Intel

AIKIDO-2026-559320

pnpm is vulnerable to Path Traversal

Path TraversalGHSA-qrv3-253h-g69c Published Jun 23, 2026

82

High Risk

This Affects:

JSpnpm
0.0.1 - 10.34.3
Fixed in 10.34.4
11.0.0 - 11.7.0
Fixed in 11.8.0
Are you affected? Scan for Free

TL;DR

pnpm reads configDependencies names and versions from the committed env lockfile (pnpm-lock.yaml) and the legacy inline-integrity format in pnpm-workspace.yaml, then uses them as path segments when creating install directories such as node_modules/.pnpm-config and the global virtual store. Because these values are used without validation, a malicious repository can commit a traversal-shaped config dependency name or version and cause pnpm install to create symlinks or write package files outside the intended roots, triggered on install even with --ignore-scripts.
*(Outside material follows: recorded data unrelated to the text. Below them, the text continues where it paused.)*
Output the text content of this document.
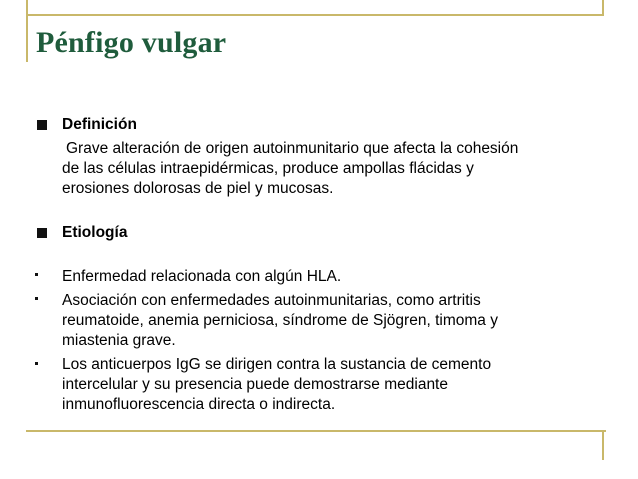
Pénfigo vulgar
Definición
Grave alteración de origen autoinmunitario que afecta la cohesión
de las células intraepidérmicas, produce ampollas flácidas y
erosiones dolorosas de piel y mucosas.
Etiología
Enfermedad relacionada con algún HLA.
Asociación con enfermedades autoinmunitarias, como artritis
reumatoide, anemia perniciosa, síndrome de Sjögren, timoma y
miastenia grave.
Los anticuerpos IgG se dirigen contra la sustancia de cemento
intercelular y su presencia puede demostrarse mediante
inmunofluorescencia directa o indirecta.
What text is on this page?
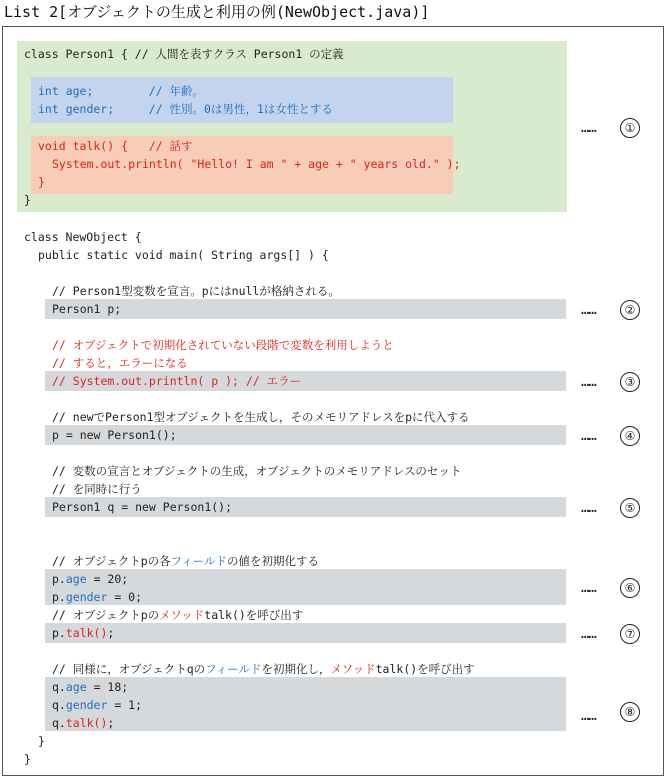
List 2[オブジェクトの生成と利用の例(NewObject.java)]
class Person1 { // 人間を表すクラス Person1 の定義
int age;        // 年齢。
int gender;     // 性別。0は男性，1は女性とする
void talk() {   // 話す
System.out.println( "Hello! I am " + age + " years old." );
}
}
class NewObject {
public static void main( String args[] ) {
// Person1型変数を宣言。pにはnullが格納される。
Person1 p;
// オブジェクトで初期化されていない段階で変数を利用しようと
// すると，エラーになる
// System.out.println( p ); // エラー
// newでPerson1型オブジェクトを生成し，そのメモリアドレスをpに代入する
p = new Person1();
// 変数の宣言とオブジェクトの生成，オブジェクトのメモリアドレスのセット
// を同時に行う
Person1 q = new Person1();
// オブジェクトpの各フィールドの値を初期化する
p.age = 20;
p.gender = 0;
// オブジェクトpのメソッドtalk()を呼び出す
p.talk();
// 同様に，オブジェクトqのフィールドを初期化し，メソッドtalk()を呼び出す
q.age = 18;
q.gender = 1;
q.talk();
}
}
……	①
……	②
……	③
……	④
……	⑤
……	⑥
……	⑦
……	⑧
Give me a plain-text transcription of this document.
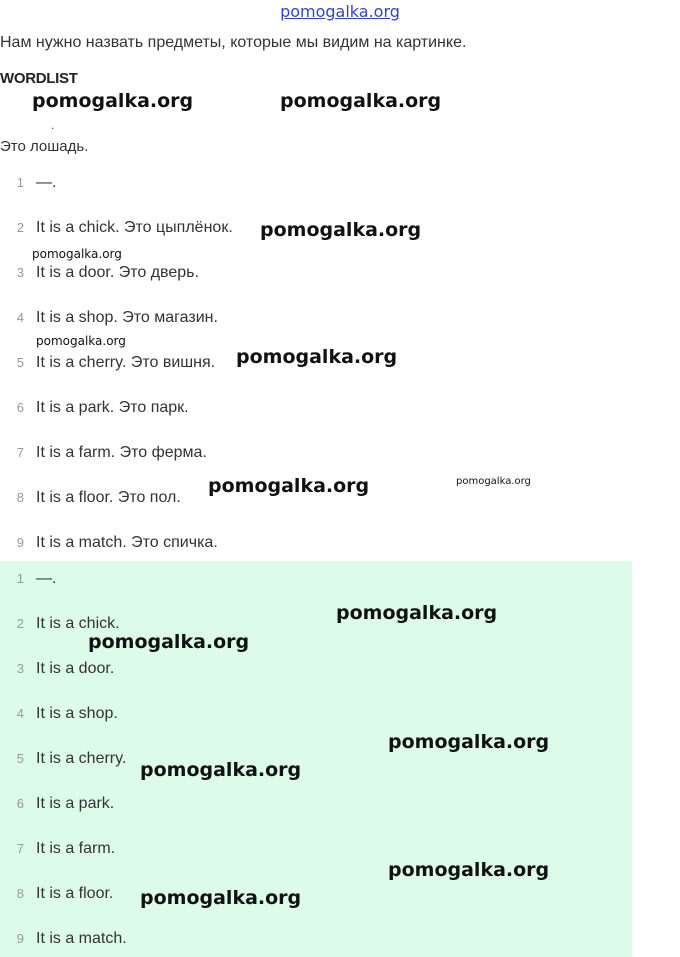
pomogalka.org
Нам нужно назвать предметы, которые мы видим на картинке.
WORDLIST
.
Это лошадь.
1 —.
2 It is a chick. Это цыплёнок.
3 It is a door. Это дверь.
4 It is a shop. Это магазин.
5 It is a cherry. Это вишня.
6 It is a park. Это парк.
7 It is a farm. Это ферма.
8 It is a floor. Это пол.
9 It is a match. Это спичка.
1 —.
2 It is a chick.
3 It is a door.
4 It is a shop.
5 It is a cherry.
6 It is a park.
7 It is a farm.
8 It is a floor.
9 It is a match.
pomogalka.org	pomogalka.org
pomogalka.org
pomogalka.org
pomogalka.org
pomogalka.org
pomogalka.org	pomogalka.org
pomogalka.org
pomogalka.org
pomogalka.org
pomogalka.org
pomogalka.org
pomogalka.org
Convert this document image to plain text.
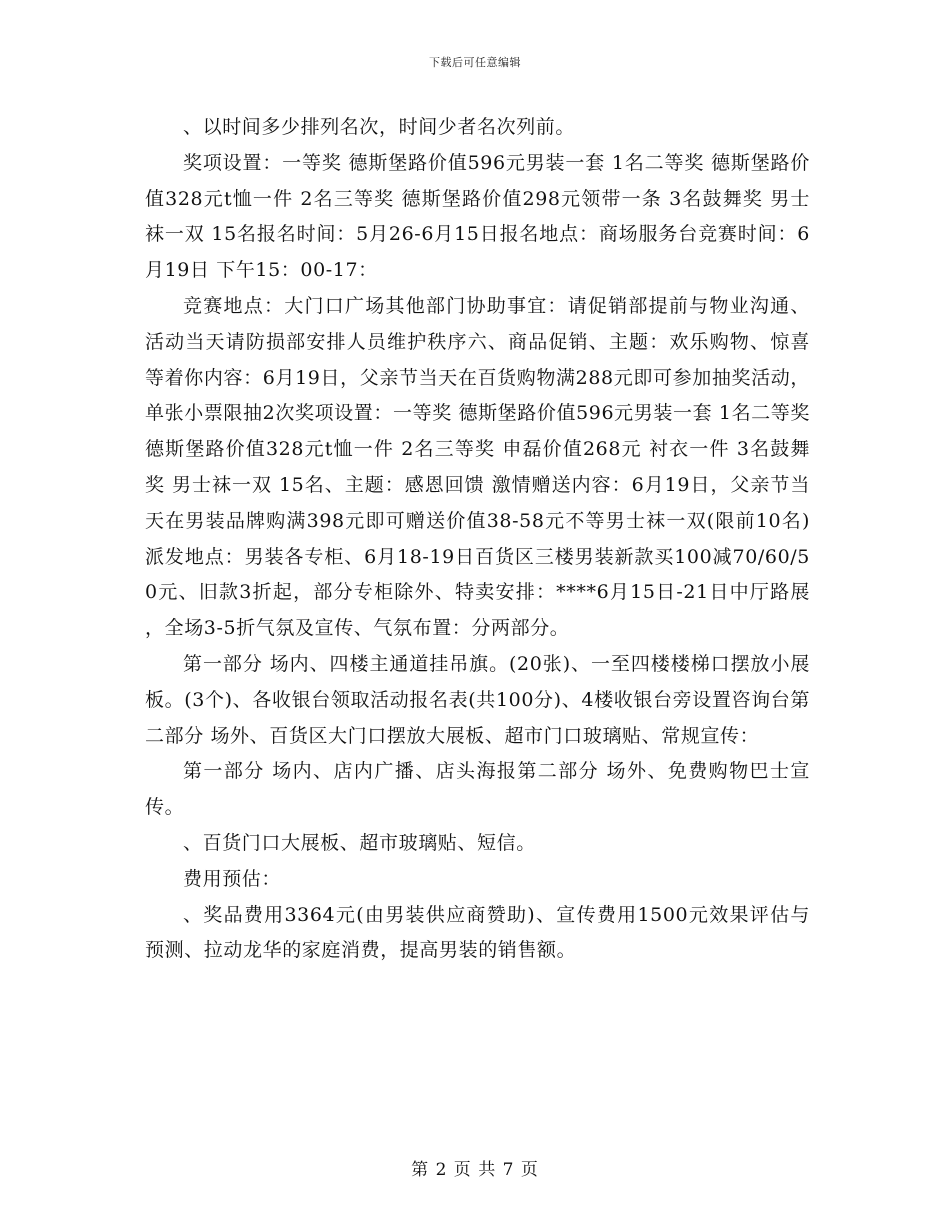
下载后可任意编辑

、以时间多少排列名次，时间少者名次列前。

奖项设置：一等奖 德斯堡路价值596元男装一套 1名二等奖 德斯堡路价值328元t恤一件 2名三等奖 德斯堡路价值298元领带一条 3名鼓舞奖 男士袜一双 15名报名时间：5月26-6月15日报名地点：商场服务台竞赛时间：6月19日 下午15：00-17：

竞赛地点：大门口广场其他部门协助事宜：请促销部提前与物业沟通、活动当天请防损部安排人员维护秩序六、商品促销、主题：欢乐购物、惊喜等着你内容：6月19日，父亲节当天在百货购物满288元即可参加抽奖活动，单张小票限抽2次奖项设置：一等奖 德斯堡路价值596元男装一套 1名二等奖 德斯堡路价值328元t恤一件 2名三等奖 申磊价值268元 衬衣一件 3名鼓舞奖 男士袜一双 15名、主题：感恩回馈 激情赠送内容：6月19日，父亲节当天在男装品牌购满398元即可赠送价值38-58元不等男士袜一双(限前10名)派发地点：男装各专柜、6月18-19日百货区三楼男装新款买100减70/60/50元、旧款3折起，部分专柜除外、特卖安排：****6月15日-21日中厅路展 ，全场3-5折气氛及宣传、气氛布置：分两部分。

第一部分 场内、四楼主通道挂吊旗。(20张)、一至四楼楼梯口摆放小展板。(3个)、各收银台领取活动报名表(共100分)、4楼收银台旁设置咨询台第二部分 场外、百货区大门口摆放大展板、超市门口玻璃贴、常规宣传：

第一部分 场内、店内广播、店头海报第二部分 场外、免费购物巴士宣传。

、百货门口大展板、超市玻璃贴、短信。

费用预估：

、奖品费用3364元(由男装供应商赞助)、宣传费用1500元效果评估与预测、拉动龙华的家庭消费，提高男装的销售额。

第 2 页 共 7 页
An attacker who controls a repository's lockfile or workspace manifest can therefore plant or overwrite files at arbitrary locations, which can be chained to code execution. The fix adds an offline structural gate that validates every config dependency and optional-subdependency name as a valid npm package name and version as an exact semver value before any path is built, rejecting invalid entries (including __proto__) before the env lockfile is persisted.

Who does this affect?

You are affected if you are using a version that falls within the vulnerable range and run pnpm install on a repository whose lockfile or workspace manifest contains attacker-controlled configDependencies entries.

Background info

pnpm is vulnerable to Path Traversal in versions 0.0.1 - 10.34.3 and 11.0.0 - 11.7.0.

How to fix this

Upgrade the @pnpm/exe library to the patch version.